Artes

El azar de lo que somos

Libre Lectura

Por Joaquín Marta Sosa | 17 de febrero, 2010

Lo que hace interesante a un novelista, y en general a los creadores del tipo que sea, es que lleguen a crear una “marca de autor” y que al encontrarnos con ella sepamos inequívocamente con quien vamos a dialogar en el silencio de la lectura. Desde luego, en lo que digo hay una condición implícita: que esa marca se exprese en obras de calidad si no indiscutible (¿hay algo indiscutible en esta vida, o en las otras si es que existen?) sí difícil de negar. Paul Auster (New Jersey, 1947) es uno de ellos. Su sello de autor consiste en retar al azar como explicación de cualquier biografía, en rechazar determinismos por encima de la individualidad que todos somos, a excepción de ese incierto y vaporoso que el acaso y los albures nos deparan.

No, en sus relatos novelescos no se trata de un indiscriminado torrente de casualidades que van cayendo como granizo sobre gentes y sucesos, sino de una que resalta de manera absoluta de entre todas las demás. Tal es la razón que permite escribir (ese azar pudo ser otro, pudo dar lugar a una biografía radicalmente diferente) y explorar desde la novela el arte de contar las múltiples historias que pudieron ocurrir dentro de aquella que ciertamente ocurrió, conformado así el Deus ex machina poético, el mito motor narrativo.
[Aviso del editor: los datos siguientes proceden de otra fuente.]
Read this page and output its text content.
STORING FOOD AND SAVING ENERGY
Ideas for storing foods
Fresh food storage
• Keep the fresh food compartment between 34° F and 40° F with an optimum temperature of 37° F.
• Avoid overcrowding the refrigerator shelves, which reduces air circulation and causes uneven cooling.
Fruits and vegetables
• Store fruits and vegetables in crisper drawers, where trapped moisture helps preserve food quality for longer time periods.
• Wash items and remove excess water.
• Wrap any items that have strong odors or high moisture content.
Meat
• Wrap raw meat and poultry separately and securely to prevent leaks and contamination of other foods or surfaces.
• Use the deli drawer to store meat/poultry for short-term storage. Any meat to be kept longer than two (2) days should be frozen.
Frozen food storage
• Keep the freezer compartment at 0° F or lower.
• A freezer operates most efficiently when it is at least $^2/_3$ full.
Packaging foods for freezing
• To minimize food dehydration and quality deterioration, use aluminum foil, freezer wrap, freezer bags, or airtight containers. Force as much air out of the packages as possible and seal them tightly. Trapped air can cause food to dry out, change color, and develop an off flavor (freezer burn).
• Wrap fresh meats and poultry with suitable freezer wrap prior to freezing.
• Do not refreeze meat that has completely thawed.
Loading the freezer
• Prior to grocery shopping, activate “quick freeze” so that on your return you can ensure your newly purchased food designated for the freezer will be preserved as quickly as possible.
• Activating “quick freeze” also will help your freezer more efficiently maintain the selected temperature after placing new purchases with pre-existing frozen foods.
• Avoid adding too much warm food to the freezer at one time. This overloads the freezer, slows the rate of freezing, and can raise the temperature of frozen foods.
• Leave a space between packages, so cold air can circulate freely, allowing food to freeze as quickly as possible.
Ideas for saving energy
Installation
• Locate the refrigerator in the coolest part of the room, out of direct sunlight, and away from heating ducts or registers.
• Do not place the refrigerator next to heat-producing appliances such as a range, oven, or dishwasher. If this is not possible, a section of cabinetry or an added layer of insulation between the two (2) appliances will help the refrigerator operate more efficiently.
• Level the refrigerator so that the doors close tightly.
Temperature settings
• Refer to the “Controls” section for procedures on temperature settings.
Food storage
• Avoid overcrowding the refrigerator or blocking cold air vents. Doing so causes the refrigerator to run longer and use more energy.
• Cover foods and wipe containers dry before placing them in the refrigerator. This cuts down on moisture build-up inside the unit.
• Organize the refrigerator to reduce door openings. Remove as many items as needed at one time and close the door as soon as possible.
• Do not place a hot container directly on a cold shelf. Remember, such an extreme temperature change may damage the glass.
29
En el caso de Invisible, su novela más reciente, el mito fundante de la historia así como de la biografía y peripecias de los personajes, es la presencia de un fantasma que impregna a dos de ellos que, a su vez, lo contagian (el espectro que los asedia a lo largo de años) a todos aquellos que se le acercan y, de hecho a la totalidad de la saga que se nos cuenta: “un fantasma que ha crecido en otra dimensión, invisible pero respirando, respirando y pensando, pensando y sintiendo, y lo han estado siguiendo desde su muerte a los ocho años, durante más tiempo del que llegó a vivir…”. En efecto, la muerte del hermano pequeño de Adam Walter y de Gwyn, marca sus vidas de un modo crucial y definitivo, así como sus relaciones con todos aquellos que por alguna razón ingresan en sus sentimentalidades. Vidas que discurren en un mundo donde “hay más poesía que justicia” escribe Adam en su intento de novela (¿o biografía trucada?) en el que viene a ser un toque de atención sobre el asunto que subyace en la obra, es decir, la reflexión sobre la novela misma, sobre sus propósitos y pertinencia en este mundo nuestro cuyo dominio está en las manos poderosas e insensibles del azar.
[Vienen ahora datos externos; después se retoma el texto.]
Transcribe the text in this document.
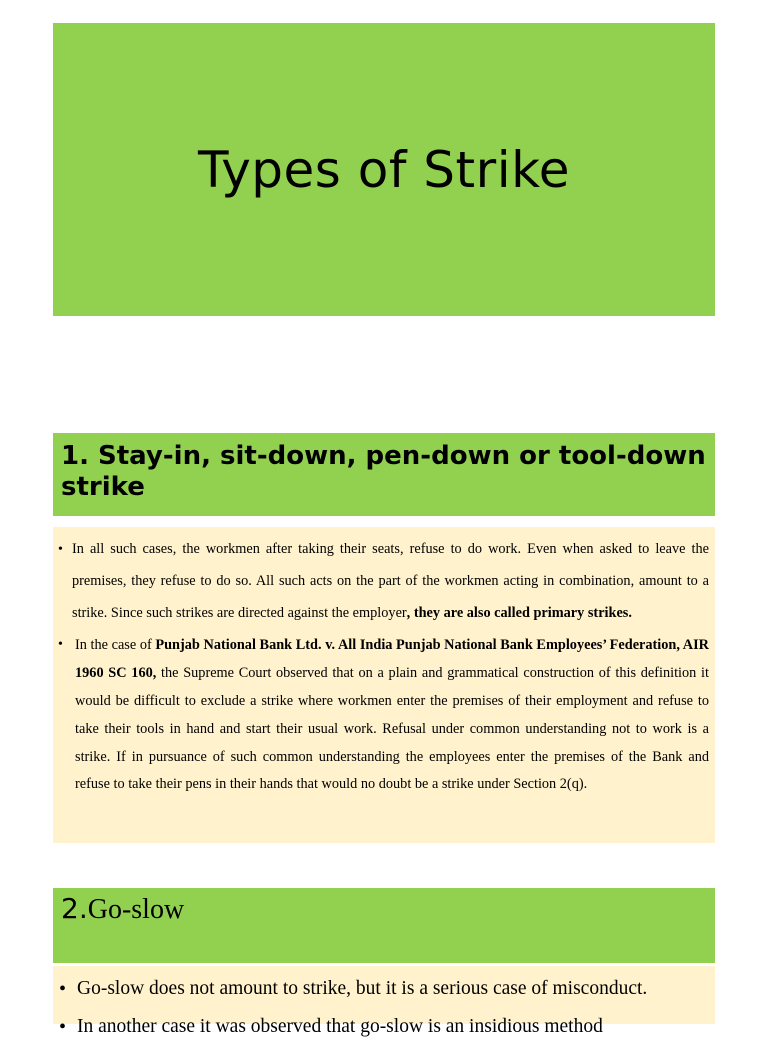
Types of Strike
1. Stay-in, sit-down, pen-down or tool-down strike
• In all such cases, the workmen after taking their seats, refuse to do work. Even when asked to leave the premises, they refuse to do so. All such acts on the part of the workmen acting in combination, amount to a strike. Since such strikes are directed against the employer, they are also called primary strikes.
• In the case of Punjab National Bank Ltd. v. All India Punjab National Bank Employees’ Federation, AIR 1960 SC 160, the Supreme Court observed that on a plain and grammatical construction of this definition it would be difficult to exclude a strike where workmen enter the premises of their employment and refuse to take their tools in hand and start their usual work. Refusal under common understanding not to work is a strike. If in pursuance of such common understanding the employees enter the premises of the Bank and refuse to take their pens in their hands that would no doubt be a strike under Section 2(q).
2.Go-slow
• Go-slow does not amount to strike, but it is a serious case of misconduct.
• In another case it was observed that go-slow is an insidious method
Así, la novela que intenta Walter, que a la muerte de éste Freeman se esfuerza en concluir, y a la luz de las confesiones de su hermana Gwyn y de otros personajes posteriores (Cécile, Hélène) o simultáneos (Born), revela que el vivir está mucho más delineado por los deseos, por las imaginaciones, por las deformaciones que por las verdades irrefutables de los hechos. Hay más incluso: eso que se nos presenta como fantasmagorías o reescrituras mentales de los sucesos no sabemos con certeza invulnerable si son sólo éso o si por el contrario tienen una carga, acaso completa, de factualidad más que de suposiciones tomadas como verdades por esa discrecionalidad tan propia de nuestra gran traidora, la memoria. Confusiones e incertidumbres son el cañamazo de la vida gestada, precisamente, por el azar (si Andy no hubiese muerto tan tempranamente, ¿qué vida hubiesen vivido sus hermanos y todos los demás que se toparon con ellos en alguna encrucijada de sus tiempos?).

De allí que esta novela no pueda sino estar escrita a tres o cuatro manos (según incluyamos o no al propio autor), se desplace entre lugares variados y muy alejados entre sí, persista a lo largo de décadas y aún al final no resulte nada seguro que todo quede cerrado para siempre y para alivio del destino. Así parece ser la puesta en escena de las vidas. Su esencia es lo confuso, la vulnerabilidad de aquello que pasa por ser sólido y coherente, la multiplicidad de manos que hacen y deshacen obra y tiempo, nuestros desdoblamientos tan frecuentes (¿cuántos somos a lo largo de la vida?). Por tanto, en definitiva el vivir (y su relato), nos lanza al rostro decenas de preguntas que sólo obtienen por respuesta otra andanada de preguntas.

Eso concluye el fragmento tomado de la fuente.